Building Leg Strength
Pliès: Not Just for Ballerinas
Don’t be scared off by the fancy French name; plies are one of the best ways to tone up the inner and outer thighs without driving yourself to insanity. Performing plies also places less stress on joints and can be as intense or moderate as you need. Begin by standing with your feet slightly more than shoulder-width apart. Take one small step out with each foot and then turn your feet outward like a duck. Place your hands on your hips or hold the back of a chair for support. Gently lower your entire body down about six inches and then raise it back up slowly. Repeat the movement for three sets of 30 repetitions. By moving slowly, you force the muscle to work harder without the benefit of momentum and thus the muscle becomes stronger faster. Pliès can be modified almost endlessly. You can drop down more or less depending on your needs, move your feet closer or farther apart, or even work on your core muscles by holding one arm curved over the head and the other in front of the body a lá ballerinas.
An excellent modification for those who want a greater challenge is to perform a full set and on the thirtieth repetition, hold the lowered position for 15 seconds. At the end of fifteen seconds, gently pulse your body up and down no more than a few inches for an additional thirty seconds. This works the muscle overtime and can define and tone even faster.
Heel Raises: Fast Toning on the Go
Heel raises are a wonderful exercise for people on the go because the exercise can be done practically anywhere without attracting odd glances from strangers.
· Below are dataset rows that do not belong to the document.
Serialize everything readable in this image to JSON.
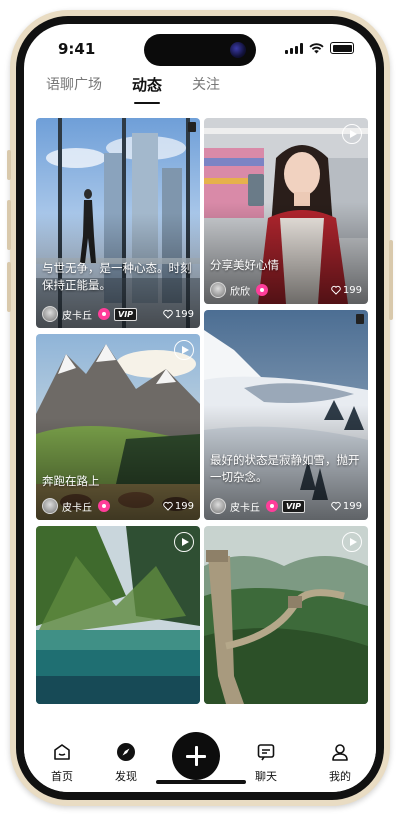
{
  "status": {
    "time": "9:41"
  },
  "tabs": [
    {
      "label": "语聊广场",
      "active": false
    },
    {
      "label": "动态",
      "active": true
    },
    {
      "label": "关注",
      "active": false
    }
  ],
  "feed": [
    {
      "caption": "与世无争，是一种心态。时刻保持正能量。",
      "user": "皮卡丘",
      "vip": "VIP",
      "likes": "199",
      "type": "image"
    },
    {
      "caption": "分享美好心情",
      "user": "欣欣",
      "likes": "199",
      "type": "video"
    },
    {
      "caption": "奔跑在路上",
      "user": "皮卡丘",
      "likes": "199",
      "type": "video"
    },
    {
      "caption": "最好的状态是寂静如雪，抛开一切杂念。",
      "user": "皮卡丘",
      "vip": "VIP",
      "likes": "199",
      "type": "image"
    },
    {
      "type": "video"
    },
    {
      "type": "video"
    }
  ],
  "nav": {
    "home": "首页",
    "discover": "发现",
    "chat": "聊天",
    "mine": "我的"
  },
  "colors": {
    "accent": "#ff3d9a",
    "frame": "#e9dcc3",
    "ink": "#111111"
  }
}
The target of the heel raise is the calf muscle, which can be a problem area for many people. Calves tend to respond to strengthening very quickly and gain definition in a matter of days, so this can be a very rewarding exercise for people who like fast results. Begin by standing with your feet slightly wider than shoulder-width apart. You may want to place your hands on your hips to help with balance. Simply raise your body up onto your tiptoes and hold it there for a few seconds. Lower back down slowly. Repeat this movement for three sets of 40 heel raises. You can do this standing in line at the grocery store and no one will think anything about it.
When you are ready for a bigger challenge, stand on a stair or sturdy elevated surface and let your heels hang off the edge. Slowly raise and lower your body for three sets of 25 repetitions. This asks for greater work from the calf muscle and shows up almost immediately. Use this move at work by taking the stairs and stepping only halfway onto the next step, forcing your calves to work harder.